Maastricht, das ist der Gegenentwurf zu Roosendaal und Bergen op Zoom. Die Mutter aller Grenzstädte, in der offiziell jährlich 8.000 Kilo an Cannabisprodukten umgesetzt werden, liegt seit Langem im Fokus der THC-affinen Massen aus den umliegenden Ländern. Und auch nicht erst seit gestern klagen Bewohner und Politiker über die gleichen Phänomene wie die Brabanter Gemeinden – der Schluss ist jedoch ein völlig entgegengesetzter: Coffeeshopbetreiber und Rathaus tragen hier das Modell der „Coffeecorners“, der strategischen Auslagerung von jeweils zwei oder drei Verkaufsstellen an mehreren Punkten an den Rand des Stadtgebiets. Beide Seiten nehmen die Grundlagen der Duldungspolitik wörtlich: „Maastricht befürwortet weiterhin den gut regulierten Verkauf weicher Drogen“ heißt es im Rathaus, während Marc Josemans, Vorsitzender des örtlichen Verbands der Coffeeshopbetreiber, deutliche Worte über die illegalen drugsrunners spricht: „Sie gefährden die Trennung von harten und weichen Drogen. Der Coffeeshop ist der Frontsoldat dieses Prinzips.“ Josemans zieht an seinem Feierabendspliff. „Die Entscheidung von Roosendaal und Bergen op Zoom ist stumpfsinnig. Die grüne Lawine, die über Holland abgegangen ist, werden sie damit nicht zurückdrehen. Aber sie bringen Cannabis wieder in die Illegalität.“

Wenn Marc Josemans über seinen Bürgermeister spricht, klingt Maastricht wie ein Biotop der Harmonie. Der Christdemokrat Geerd Leers befürwortet eine strenge Kontrolle der Coffeeshopkunden, ist jedoch gleichzeitig bekannt als Verfechter einer konsequenten Legalisierung, die Hanfanbau mit einbezieht. „Er hat einen sehr realistischen, pragmatischen Ansatz. Leider hört er Ende des Jahres auf.“

Kurz vor Ende seiner Amtszeit verwirklicht Leers, der einst mit der Band Heideroosjes ein Lied zum Thema rappte, noch einen lang gehegten Plan: Auf seine Initiative findet heute im nordholländischen Almere der erste „Grasgipfel“ statt.
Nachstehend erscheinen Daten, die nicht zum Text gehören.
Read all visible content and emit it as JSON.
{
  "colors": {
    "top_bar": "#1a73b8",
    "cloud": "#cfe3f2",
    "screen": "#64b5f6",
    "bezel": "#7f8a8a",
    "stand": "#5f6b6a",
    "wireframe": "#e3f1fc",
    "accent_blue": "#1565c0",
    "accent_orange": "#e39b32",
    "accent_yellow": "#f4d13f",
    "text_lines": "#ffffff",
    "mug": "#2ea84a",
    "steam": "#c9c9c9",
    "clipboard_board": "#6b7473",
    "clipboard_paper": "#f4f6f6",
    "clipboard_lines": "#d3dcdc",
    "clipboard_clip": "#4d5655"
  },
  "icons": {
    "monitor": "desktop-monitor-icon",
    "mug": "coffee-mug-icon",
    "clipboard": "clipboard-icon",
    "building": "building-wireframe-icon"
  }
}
Ursprünglich hatte Leers ein Treffen der Bürgermeister aller Grenzgemeinden anvisiert, die Entwicklungen in Bergen op Zoom und Roosendaal haben jedoch der Frage eine enorme Konjunktur beschert, sodass dort gleich alle Gemeinden mit Coffeeshops vertreten sind. Denn eine gemeinsame Linie muss her, da sind sich Gerd Leers und Kollege Han Polman einig. Auch in dessen Fraktion im Gemeinderat kursierten bis vor wenigen Monaten Überlegungen eines geschlossenen Systems von Zucht, Verkauf und Konsum von Cannabis – alles unter staatlicher Hoheit. Sollte den Niederlanden nach der teilweise Übernahme der größten Banken des Landes damit die Verstaatlichung eines weiteren Schlüsselsektors ins Haus stehen?